In conclusion, we must clearly say that using a simple, fully automated clustering approach based on term-frequency in defect report descriptions cannot predict defect resolution time (DRT) with sufficient accuracy, no matter whether the acceptable error margin is set to 25 %, or 50 %. Moreover, the predictions are in most cases not better than simply using the average DRT of the whole available data set as a predictor for the DRT. On the other hand, our replication confirmed the results achieved by Raja (2013) with regards to the significant difference of average DRTs in defect report clusters. Indeed, the value of replication lies in analyzing the results in conjunction with the baseline experiment. If the results are compatible, they can be considered additive, increasing confidence in the original hypothesis (Miller 2005).

However, as suggested by our findings, the practical value of this observation regarding the prediction of DRTs is rather limited. Given the results of other researchers, this finding is not surprising. While according to Weick (1995), the “differential ‘responsiveness’ of data to changes in a treatment is frequently an informative precursor to theorizing”, we must admit that in our case Barbara Kitchenham is right when saying that she is “not convinced that we can find theories by simply varying experimental conditions” (Kitchenham 2008), and that – as was true in our case – “a replication without the framework of a theory, whether independent or dependent, is by far the most risky type of replication”. Indeed, our study is grounded on two theoretical principles: the first is the similarity principle, i.e., similar defects require similar time to be resolved, the second is the clustering principle, i.e., similar defects are grouped in clusters.

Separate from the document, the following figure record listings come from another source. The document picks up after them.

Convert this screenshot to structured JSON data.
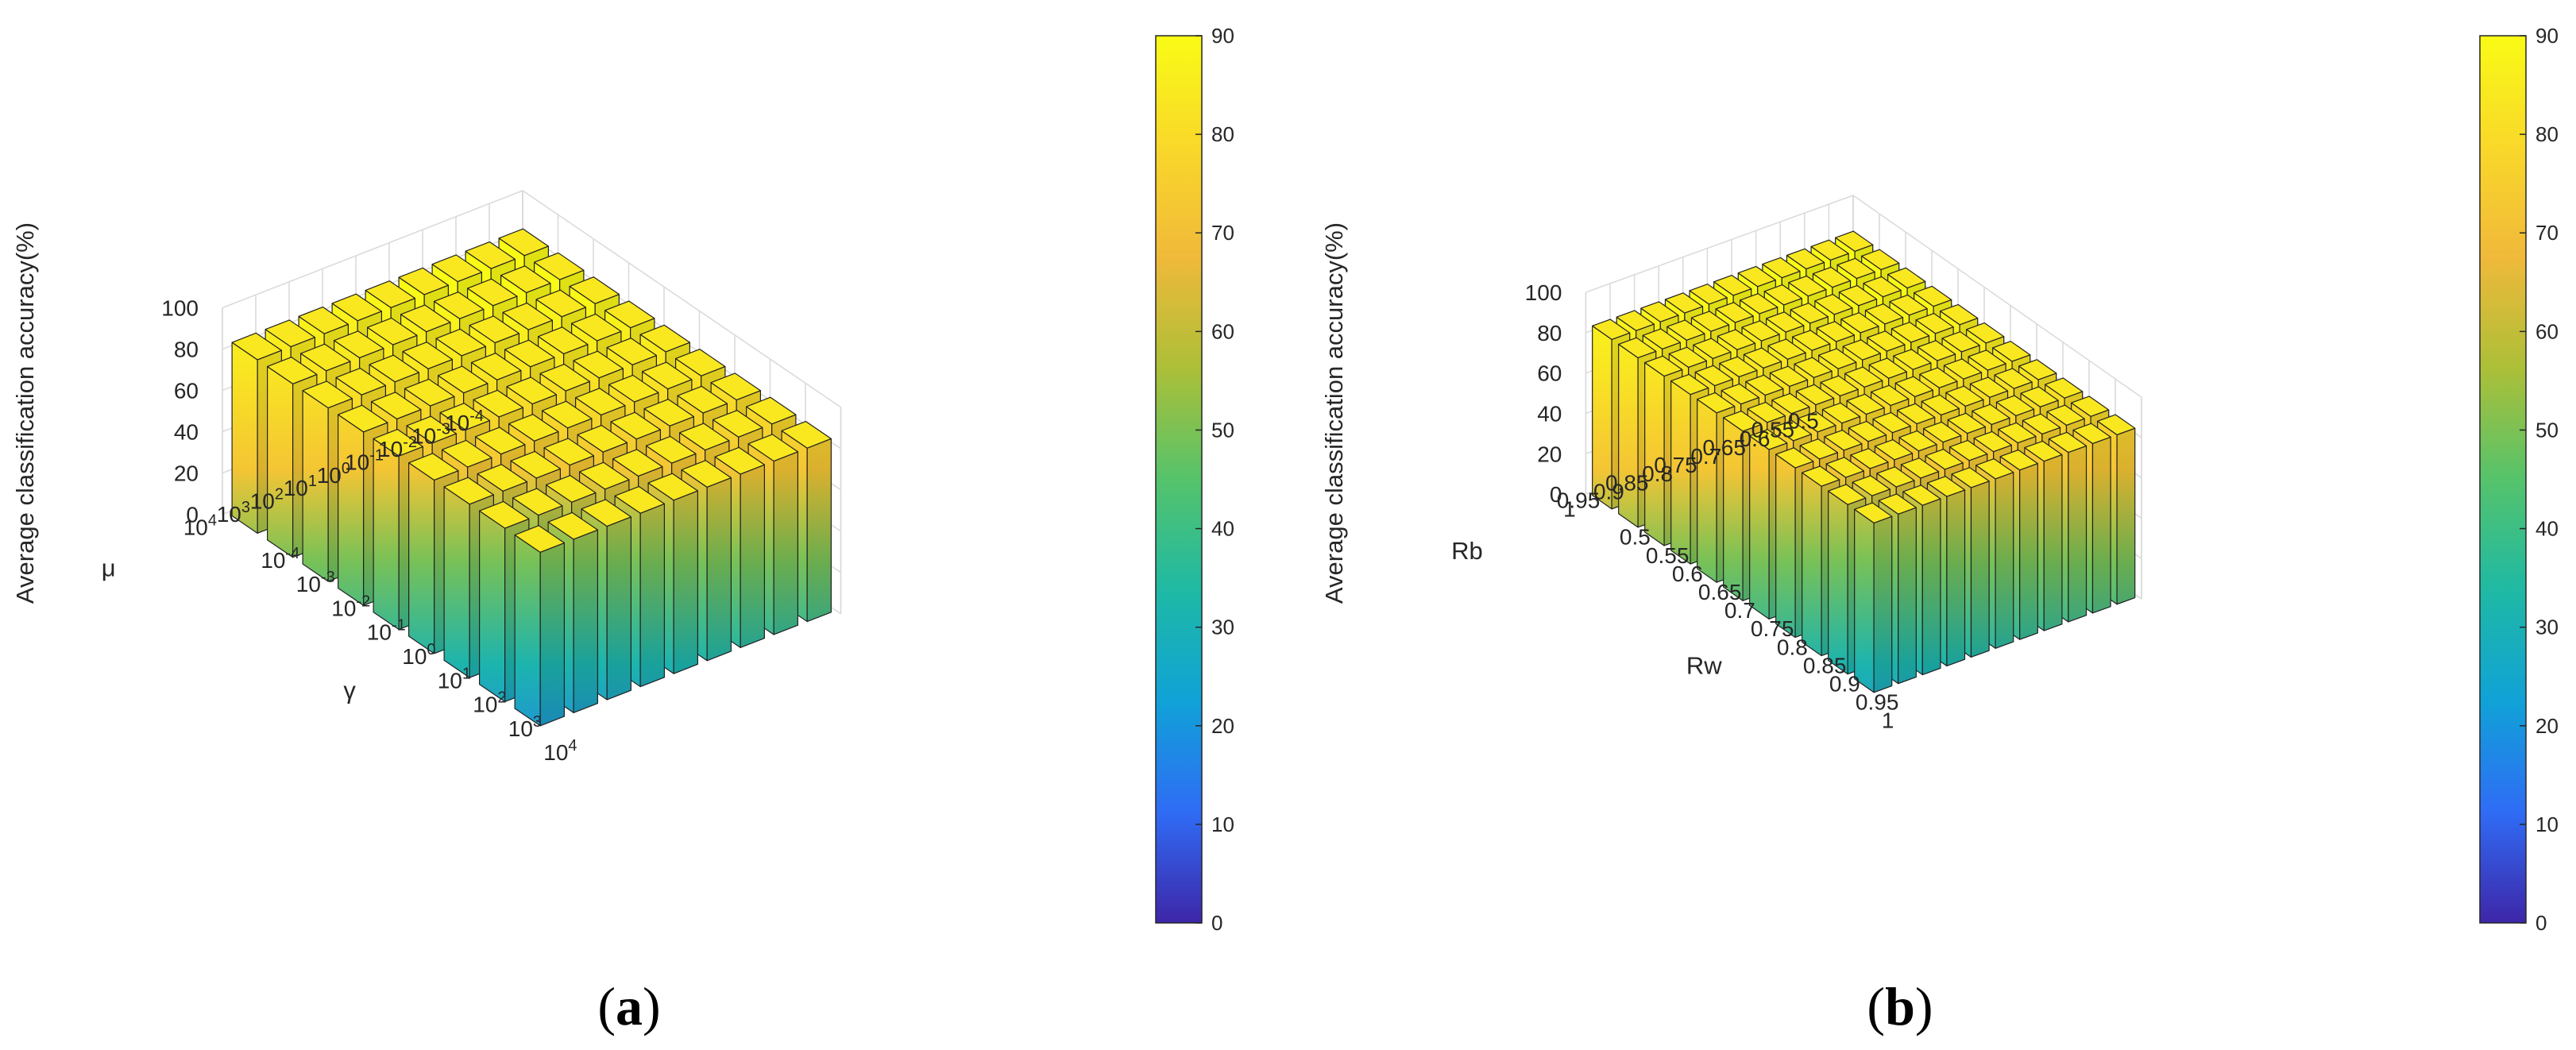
{
  "figure": {
    "colormap": [
      "#3e26a8",
      "#2f6cf5",
      "#10a2d7",
      "#1fb9a4",
      "#55c36b",
      "#acbf38",
      "#f0b93a",
      "#f9d82a",
      "#f9fb15"
    ],
    "bar_edge_color": "#222222"
  },
  "chart_data": [
    {
      "type": "bar3d",
      "caption_mark": "a",
      "zlabel": "Average classification accuracy(%)",
      "zlim": [
        0,
        100
      ],
      "zticks": [
        "0",
        "20",
        "40",
        "60",
        "80",
        "100"
      ],
      "x_axis": {
        "label": "γ",
        "categories": [
          {
            "base": "10",
            "exp": "-4"
          },
          {
            "base": "10",
            "exp": "-3"
          },
          {
            "base": "10",
            "exp": "-2"
          },
          {
            "base": "10",
            "exp": "-1"
          },
          {
            "base": "10",
            "exp": "0"
          },
          {
            "base": "10",
            "exp": "1"
          },
          {
            "base": "10",
            "exp": "2"
          },
          {
            "base": "10",
            "exp": "3"
          },
          {
            "base": "10",
            "exp": "4"
          }
        ]
      },
      "y_axis": {
        "label": "μ",
        "categories": [
          {
            "base": "10",
            "exp": "-4"
          },
          {
            "base": "10",
            "exp": "-3"
          },
          {
            "base": "10",
            "exp": "-2"
          },
          {
            "base": "10",
            "exp": "-1"
          },
          {
            "base": "10",
            "exp": "0"
          },
          {
            "base": "10",
            "exp": "1"
          },
          {
            "base": "10",
            "exp": "2"
          },
          {
            "base": "10",
            "exp": "3"
          },
          {
            "base": "10",
            "exp": "4"
          }
        ]
      },
      "values": [
        [
          84,
          84,
          84,
          84,
          84,
          84,
          84,
          84,
          84
        ],
        [
          84,
          84,
          84,
          84,
          84,
          84,
          84,
          84,
          84
        ],
        [
          84,
          84,
          84,
          84,
          84,
          84,
          84,
          84,
          84
        ],
        [
          84,
          84,
          84,
          84,
          84,
          84,
          84,
          84,
          84
        ],
        [
          84,
          84,
          84,
          84,
          84,
          84,
          84,
          84,
          84
        ],
        [
          84,
          84,
          84,
          84,
          84,
          84,
          84,
          84,
          84
        ],
        [
          84,
          84,
          84,
          84,
          84,
          84,
          84,
          84,
          84
        ],
        [
          84,
          84,
          84,
          84,
          84,
          84,
          84,
          84,
          84
        ],
        [
          84,
          84,
          84,
          84,
          84,
          84,
          84,
          84,
          84
        ]
      ],
      "colorbar": {
        "range": [
          0,
          90
        ],
        "ticks": [
          "0",
          "10",
          "20",
          "30",
          "40",
          "50",
          "60",
          "70",
          "80",
          "90"
        ]
      }
    },
    {
      "type": "bar3d",
      "caption_mark": "b",
      "zlabel": "Average classification accuracy(%)",
      "zlim": [
        0,
        100
      ],
      "zticks": [
        "0",
        "20",
        "40",
        "60",
        "80",
        "100"
      ],
      "x_axis": {
        "label": "Rw",
        "categories": [
          "0.5",
          "0.55",
          "0.6",
          "0.65",
          "0.7",
          "0.75",
          "0.8",
          "0.85",
          "0.9",
          "0.95",
          "1"
        ]
      },
      "y_axis": {
        "label": "Rb",
        "categories": [
          "0.5",
          "0.55",
          "0.6",
          "0.65",
          "0.7",
          "0.75",
          "0.8",
          "0.85",
          "0.9",
          "0.95",
          "1"
        ]
      },
      "values": [
        [
          84,
          84,
          84,
          84,
          84,
          84,
          84,
          84,
          84,
          84,
          84
        ],
        [
          84,
          84,
          84,
          84,
          84,
          84,
          84,
          84,
          84,
          84,
          84
        ],
        [
          84,
          84,
          84,
          84,
          84,
          84,
          84,
          84,
          84,
          84,
          84
        ],
        [
          84,
          84,
          84,
          84,
          84,
          84,
          84,
          84,
          84,
          84,
          84
        ],
        [
          84,
          84,
          84,
          84,
          84,
          84,
          84,
          84,
          84,
          84,
          84
        ],
        [
          84,
          84,
          84,
          84,
          84,
          84,
          84,
          84,
          84,
          84,
          84
        ],
        [
          84,
          84,
          84,
          84,
          84,
          84,
          84,
          84,
          84,
          84,
          84
        ],
        [
          84,
          84,
          84,
          84,
          84,
          84,
          84,
          84,
          84,
          84,
          84
        ],
        [
          84,
          84,
          84,
          84,
          84,
          84,
          84,
          84,
          84,
          84,
          84
        ],
        [
          84,
          84,
          84,
          84,
          84,
          84,
          84,
          84,
          84,
          84,
          84
        ],
        [
          84,
          84,
          84,
          84,
          84,
          84,
          84,
          84,
          84,
          84,
          84
        ]
      ],
      "colorbar": {
        "range": [
          0,
          90
        ],
        "ticks": [
          "0",
          "10",
          "20",
          "30",
          "40",
          "50",
          "60",
          "70",
          "80",
          "90"
        ]
      }
    }
  ]
}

These principles seem insufficient to fully explain our empirical findings, and further investigations are necessary to better understand the relationships between multiple factors that can affect defect similarity (e.g., severity) and DRT (e.g., developers’ background knowledge or project specific settings).

Thus, our perspectives for future work will be guided by these observations. We first intend to question the assumption of similarity using a controlled experiment: do different persons describe defects that are alike – or even identical – with similar textual reports? Further, we are interested in exploring any confounding factors in software projects that impact defect likeness beyond textual similarity. This would enhance the theoretical understanding of how a defect is best described and how this information can be leveraged in software repositories for navigation, recommendation and prediction purposes (Borg 2014). At last, automatic clustering techniques for grouping similar defects needs further questioning and exploration. As a cluster is an automatically derived group of similar elements, to enhance usefulness when used for prediction, a cluster should exhibit a certain level of semantic unity. Indeed, in the baseline experiment we replicated, the author manually exploited interactive features of the text mining tool to obtain more homogenous clusters in terms of domain concepts and keywords. Moreover, a recent investigation leverages the observation that certain components of a software are more error-prone than others (Chen et al. 2012); this would suggest that, beyond textual similarity, words appearing in a defect report can be related to a software topic and, thus, to a certain group of similar defects. Therefore, we believe that these ideas should be developed further, for example, how automatic clustering can exploit domain knowledge, i.e., a domain ontology, and create categories related to the domain of the software to which the defect is linked. Indeed, ontology-based semantic clustering has been experimented recently in other research domains and showed promising results (Batet 2011).